Shorter version from Bloomberg News:
[T]he trial will feature competing portraits of Manafort, a veteran political consultant who made more than $60 million from 2010 to 2014 advising Ukrainian President Viktor Yanukovych. Mueller intends to prove that Manafort failed to report most of that money on his tax returns and instead funneled it through foreign accounts, including in Cyprus, to disguise it as loans from offshore shell companies to fund a tax-free lifestyle. Prosecutors will try to cast Manafort as a globe-trotting, cash-hungry villain bent on skirting the law. Through documents and witnesses, they’ll aim to show that Manafort micromanaged the fraud, deciding which financial details to fudge or withhold from his bookkeepers and accountants.
...Manafort’s defense appears to be building its case around the notion that Manafort was too busy as an international rainmaker to pay attention to the financial details of his consulting business. Instead, he mistakenly trusted his bookkeepers, tax accountants, and, crucially, Gates, his right-hand man. Manafort’s lawyers have made clear their intent to portray Gates as the real mastermind, alleging that he stole millions of dollars from the company by claiming fake bonuses and expenses. And when Mueller’s net closed around him, they said, he made up stories to avoid prison time.
Manafort is also expected to attack the testimony from two of his accountants who received immunity in exchange for their cooperation.
Manafort isn't done after this trial. In September, he goes to trial in D.C.

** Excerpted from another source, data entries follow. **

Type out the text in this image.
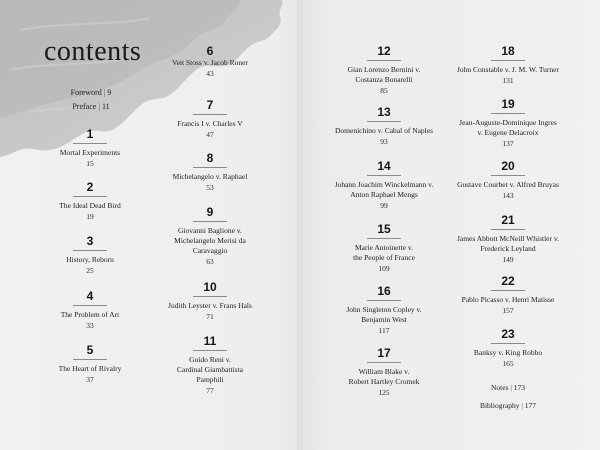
contents
Foreword | 9
Preface | 11
1
Mortal Experiments
15
2
The Ideal Dead Bird
19
3
History, Reborn
25
4
The Problem of Art
33
5
The Heart of Rivalry
37
6
Veit Stoss v. Jacob Roner
43
7
Francis I v. Charles V
47
8
Michelangelo v. Raphael
53
9
Giovanni Baglione v.
Michelangelo Merisi da
Caravaggio
63
10
Judith Leyster v. Frans Hals
71
11
Guido Reni v.
Cardinal Giambattista
Pamphili
77
12
Gian Lorenzo Bernini v.
Costanza Bonarelli
85
13
Domenichino v. Cabal of Naples
93
14
Johann Joachim Winckelmann v.
Anton Raphael Mengs
99
15
Marie Antoinette v.
the People of France
109
16
John Singleton Copley v.
Benjamin West
117
17
William Blake v.
Robert Hartley Cromek
125
18
John Constable v. J. M. W. Turner
131
19
Jean-Auguste-Dominique Ingres
v. Eugene Delacroix
137
20
Gustave Courbet v. Alfred Bruyas
143
21
James Abbott McNeill Whistler v.
Frederick Leyland
149
22
Pablo Picasso v. Henri Matisse
157
23
Banksy v. King Robbo
165
Notes | 173
Bibliography | 177
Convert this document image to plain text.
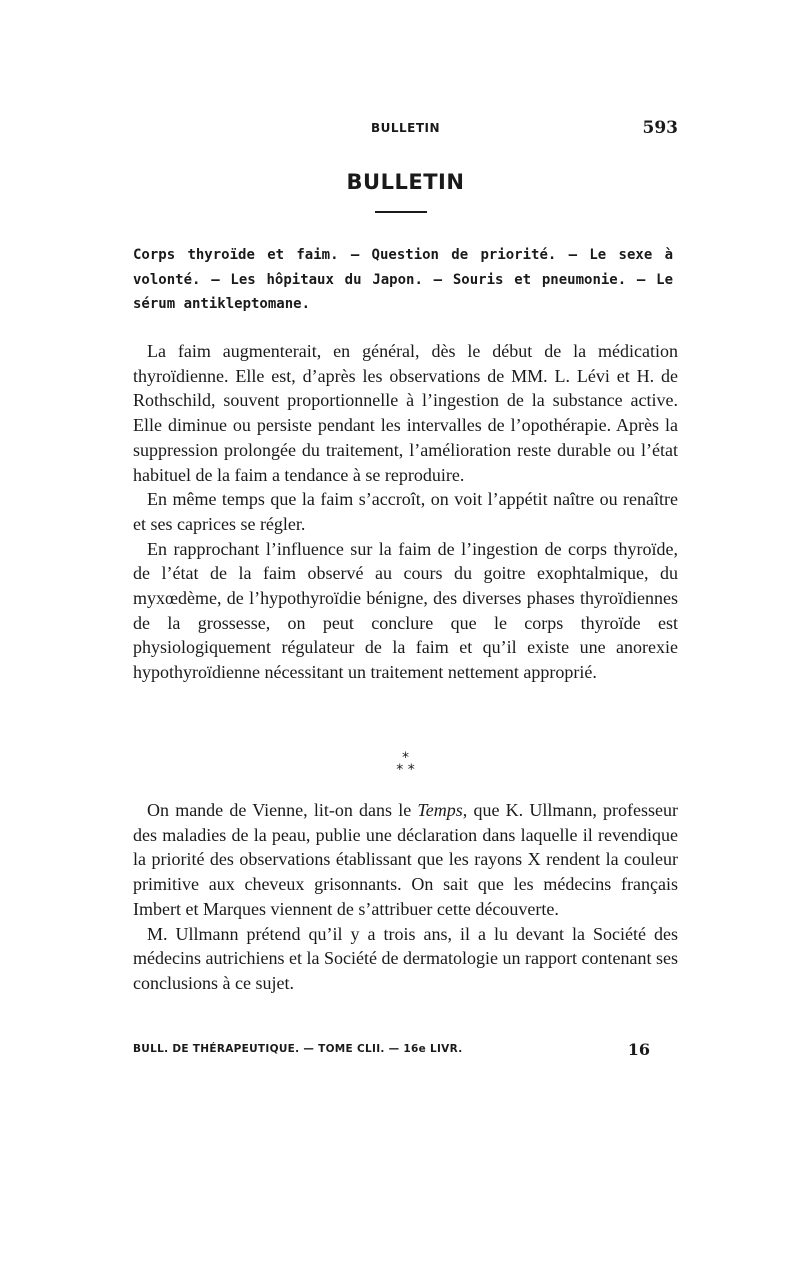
BULLETIN	593
BULLETIN
Corps thyroïde et faim. — Question de priorité. — Le sexe à volonté. — Les hôpitaux du Japon. — Souris et pneumonie. — Le sérum antikleptomane.

La faim augmenterait, en général, dès le début de la médication thyroïdienne. Elle est, d’après les observations de MM. L. Lévi et H. de Rothschild, souvent proportionnelle à l’ingestion de la substance active. Elle diminue ou persiste pendant les intervalles de l’opothérapie. Après la suppression prolongée du traitement, l’amélioration reste durable ou l’état habituel de la faim a tendance à se reproduire.

En même temps que la faim s’accroît, on voit l’appétit naître ou renaître et ses caprices se régler.

En rapprochant l’influence sur la faim de l’ingestion de corps thyroïde, de l’état de la faim observé au cours du goitre exophtalmique, du myxœdème, de l’hypothyroïdie bénigne, des diverses phases thyroïdiennes de la grossesse, on peut conclure que le corps thyroïde est physiologiquement régulateur de la faim et qu’il existe une anorexie hypothyroïdienne nécessitant un traitement nettement approprié.

*
* *

On mande de Vienne, lit-on dans le Temps, que K. Ullmann, professeur des maladies de la peau, publie une déclaration dans laquelle il revendique la priorité des observations établissant que les rayons X rendent la couleur primitive aux cheveux grisonnants. On sait que les médecins français Imbert et Marques viennent de s’attribuer cette découverte.

M. Ullmann prétend qu’il y a trois ans, il a lu devant la Société des médecins autrichiens et la Société de dermatologie un rapport contenant ses conclusions à ce sujet.

BULL. DE THÉRAPEUTIQUE. — TOME CLII. — 16e LIVR.	16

Manafort faces a second trial on Sept. 17 in Washington that will examine how he lobbied the U.S. government on behalf of Yanukovych and his party. He’s charged in that case with money laundering, failing to register as a foreign agent, and obstruction of justice. Prosecutors say he and a former aide with ties to Russian intelligence tried to tamper with witnesses who could testify about their unregistered lobbying in Washington.